DURCISSEMENT PAR L’UE, DES DEMANDES D’ASILE POUR LES RESSORTISSANTS D’EGYPTE, DU MAROC ET DE TUNISIE. :Une mesure qui crée la controverse
Décidé à protéger son espace géographique par tous les moyens, le parlement européen a adopté, le 10 février dernier, des textes visant à durcir la politique migratoire dans l’Union européenne (UE). Désormais, les ressortissants d’un certain nombre de pays considérés comme « sûrs » par Bruxelles, auront des possibilités limitées de demander l’asile dans l’espace communautaire. Dans cette short list de pays supposément clean, trois pays africains : le Maroc, l’Egypte et la Tunisie. L’objectif, pour l’UE, étant d’accélérer le traitement des demandes d’asile peu susceptibles d’aboutir dans ces pays qui, à ses yeux, ne sont pas en délicatesse avec les droits de l’Homme en termes de persécution, de risques de tortures ou de traitements inhumains.
L’UE cherche à protéger son espace, de l’invasion migratoire
Une décision lourde de conséquences pour les ressortissants de ces pays qui voient se compliquer, pour eux, les conditions de demande d’asile. Une mesure qui crée aussi la controverse, en ce qu’elle a provoqué un véritable tollé au niveau des organisations de défense des droits de l’Homme, au-delà même des frontières de ces pays. Lesquelles organisations trouvent non seulement à redire, mais aussi s’insurgent contre cette décision. En cause, les critères de classification qui restent sujets à caution. Mais aussi la liste où figure un pays comme la Tunisie où la situation des droits de l’Homme laisse beaucoup à désirer. Aussi bien pour les Tunisiens eux-mêmes, en particulier l’opposition qui fait l’objet de répression systématique, que pour les migrants qui sont traqués au quotidien et soumis à toutes sortes de violences, d’humiliations et de traitements dégradants. On se souvient encore des propos discriminatoires du président Kais Saïed à l’encontre des migrants clandestins accusés d’être à la base des malheurs de la Tunisie. Des propos qui avaient déclenché une vague de violences aveugles à l’encontre des ressortissants subsahariens. Ceci étant, on comprend que par ces mesures, l’UE cherche à protéger son espace de l’invasion migratoire. Mais attention à ne pas faire le jeu du dictateur ! Cela est d’autant plus vrai qu’en 2023 déjà, la même organisation européenne signait avec ce pays d’Afrique du Nord, un protocole d’accord lucratif pour le contrôle des frontières. Lequel visait à réduire les départs de demandeurs d’asile à partir des côtes tunisiennes. Deux ans et demi plus tard, il n’est donc pas étonnant de voir l’UE revenir à la charge en classant le pays de Kais Saeid parmi les pays dits « sûrs », pour mieux composer avec lui.

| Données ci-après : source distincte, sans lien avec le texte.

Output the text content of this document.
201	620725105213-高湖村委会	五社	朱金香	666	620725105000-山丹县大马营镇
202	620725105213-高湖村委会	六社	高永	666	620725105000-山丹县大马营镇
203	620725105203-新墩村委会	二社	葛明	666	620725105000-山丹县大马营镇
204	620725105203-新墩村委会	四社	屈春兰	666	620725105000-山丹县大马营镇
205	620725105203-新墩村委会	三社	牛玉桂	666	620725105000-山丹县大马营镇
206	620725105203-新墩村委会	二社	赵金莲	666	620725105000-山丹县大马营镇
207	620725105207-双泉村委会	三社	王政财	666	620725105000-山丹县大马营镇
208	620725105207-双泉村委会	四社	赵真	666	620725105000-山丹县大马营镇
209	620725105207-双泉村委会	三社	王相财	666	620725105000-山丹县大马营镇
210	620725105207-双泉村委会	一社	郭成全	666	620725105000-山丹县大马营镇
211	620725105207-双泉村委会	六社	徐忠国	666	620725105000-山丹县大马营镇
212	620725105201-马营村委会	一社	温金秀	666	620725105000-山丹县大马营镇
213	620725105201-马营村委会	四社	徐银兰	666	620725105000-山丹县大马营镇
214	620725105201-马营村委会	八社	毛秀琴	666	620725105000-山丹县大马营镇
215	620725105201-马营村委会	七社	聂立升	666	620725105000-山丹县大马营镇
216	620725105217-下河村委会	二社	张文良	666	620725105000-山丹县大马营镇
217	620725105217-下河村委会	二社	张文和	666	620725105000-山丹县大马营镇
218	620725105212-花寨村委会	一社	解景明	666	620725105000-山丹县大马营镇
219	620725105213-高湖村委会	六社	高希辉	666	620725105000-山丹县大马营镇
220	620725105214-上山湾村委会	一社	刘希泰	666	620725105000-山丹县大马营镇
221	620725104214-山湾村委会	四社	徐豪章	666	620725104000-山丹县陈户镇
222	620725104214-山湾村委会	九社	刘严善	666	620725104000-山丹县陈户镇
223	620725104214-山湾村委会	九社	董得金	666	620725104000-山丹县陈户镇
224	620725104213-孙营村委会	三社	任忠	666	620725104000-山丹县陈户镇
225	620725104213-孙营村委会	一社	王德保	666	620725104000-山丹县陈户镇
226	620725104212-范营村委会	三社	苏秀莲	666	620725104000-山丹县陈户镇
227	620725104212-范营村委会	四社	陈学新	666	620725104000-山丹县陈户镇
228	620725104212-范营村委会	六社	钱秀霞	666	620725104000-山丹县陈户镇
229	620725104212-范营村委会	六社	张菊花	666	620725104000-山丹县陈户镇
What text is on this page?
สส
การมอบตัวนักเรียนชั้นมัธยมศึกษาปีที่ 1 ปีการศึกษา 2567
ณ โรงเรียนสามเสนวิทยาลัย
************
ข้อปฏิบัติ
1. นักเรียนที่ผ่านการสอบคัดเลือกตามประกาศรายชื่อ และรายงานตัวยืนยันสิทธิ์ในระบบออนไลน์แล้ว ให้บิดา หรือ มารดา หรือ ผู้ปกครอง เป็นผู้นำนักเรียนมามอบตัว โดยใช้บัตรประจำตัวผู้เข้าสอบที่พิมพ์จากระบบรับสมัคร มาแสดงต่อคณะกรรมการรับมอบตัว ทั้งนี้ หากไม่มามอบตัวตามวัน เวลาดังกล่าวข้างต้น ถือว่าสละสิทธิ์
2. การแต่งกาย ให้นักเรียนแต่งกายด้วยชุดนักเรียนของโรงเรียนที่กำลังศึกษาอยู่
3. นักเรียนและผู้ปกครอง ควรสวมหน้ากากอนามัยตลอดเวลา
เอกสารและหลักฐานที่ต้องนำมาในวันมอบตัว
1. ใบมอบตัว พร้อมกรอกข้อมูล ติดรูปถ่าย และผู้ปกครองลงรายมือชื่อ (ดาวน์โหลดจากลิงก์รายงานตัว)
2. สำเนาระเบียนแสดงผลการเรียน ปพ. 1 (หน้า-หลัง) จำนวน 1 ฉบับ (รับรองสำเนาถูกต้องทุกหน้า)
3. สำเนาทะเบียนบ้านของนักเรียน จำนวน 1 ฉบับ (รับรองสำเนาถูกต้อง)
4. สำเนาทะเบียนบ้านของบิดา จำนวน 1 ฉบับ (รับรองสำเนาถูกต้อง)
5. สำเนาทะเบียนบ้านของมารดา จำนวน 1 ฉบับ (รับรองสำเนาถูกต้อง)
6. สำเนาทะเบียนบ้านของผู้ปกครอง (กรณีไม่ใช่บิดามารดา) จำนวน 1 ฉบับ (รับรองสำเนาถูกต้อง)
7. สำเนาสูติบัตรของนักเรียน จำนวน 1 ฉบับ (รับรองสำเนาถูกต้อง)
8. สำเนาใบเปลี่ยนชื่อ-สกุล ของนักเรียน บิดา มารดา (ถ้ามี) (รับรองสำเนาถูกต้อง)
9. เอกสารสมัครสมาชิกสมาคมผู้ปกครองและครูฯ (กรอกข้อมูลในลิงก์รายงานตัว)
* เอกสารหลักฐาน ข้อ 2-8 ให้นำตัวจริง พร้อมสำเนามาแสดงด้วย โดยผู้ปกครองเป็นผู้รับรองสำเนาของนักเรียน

Et ce, nonobstant les critiques et surtout les rapports accablants faisant état d’oppression politique, de violences policières et de restrictions des libertés et des droits fondamentaux des citoyens dans ce pays méditerranéen qui n’est pas le seul, sur la liste, à être dans le viseur des organisateurs de défense des droits humains. En tous les cas, la vague des migrants vers l’Europe, reste une préoccupation majeure pour Bruxelles.
La réprobation des organisations de défense des droits humains sonne comme une vive interpellation de l’UE
Et aux termes des nouveaux textes, l’UE veut se donner juridiquement la possibilité d’expulser des demandeurs d’asile vers des pays tiers, même si ces derniers n’y ont aucun lien d’attache, à condition que ces pays soient classés comme « sûrs » et acceptent d’accueillir ces indésirables sur le Vieux continent. Autant dire que cette classification est loin d’être anodine. Et que derrière ces nouvelles règles, il y a certainement des intérêts cachés. Mais les conséquences pour les ressortissants de ces pays, sont énormes, avec, d’une part, les risques de rejets automatiques de leurs demandes sans un examen approfondi, et d’autre part, de persécution d’opposants politiques qui n’auront aucun recours dans certains cas, si ces voix discordantes ne sont pas renvoyées en colis vivants à leurs bourreaux. Et que dire de tous ces réfugiés lambda qui apparaissent aujourd’hui comme autant de personnes vulnérables pouvant être expulsées du jour au lendemain, dans un pays tiers où ils n’auront pas la possibilité de bénéficier d’une protection efficace, ni d’accéder à des procédures d’asile équitables ? C’est dire si la réprobation des organisations de défense des droits humains, sonne comme une vive interpellation à l’endroit de l’UE. En tout état de cause, on attend de voir si, au regard de la clameur, l’UE sera amenée à revoir sa copie avant l’adoption définitive de ces nouvelles règles et leur mise en œuvre qui n’interviendra pas avant plusieurs mois.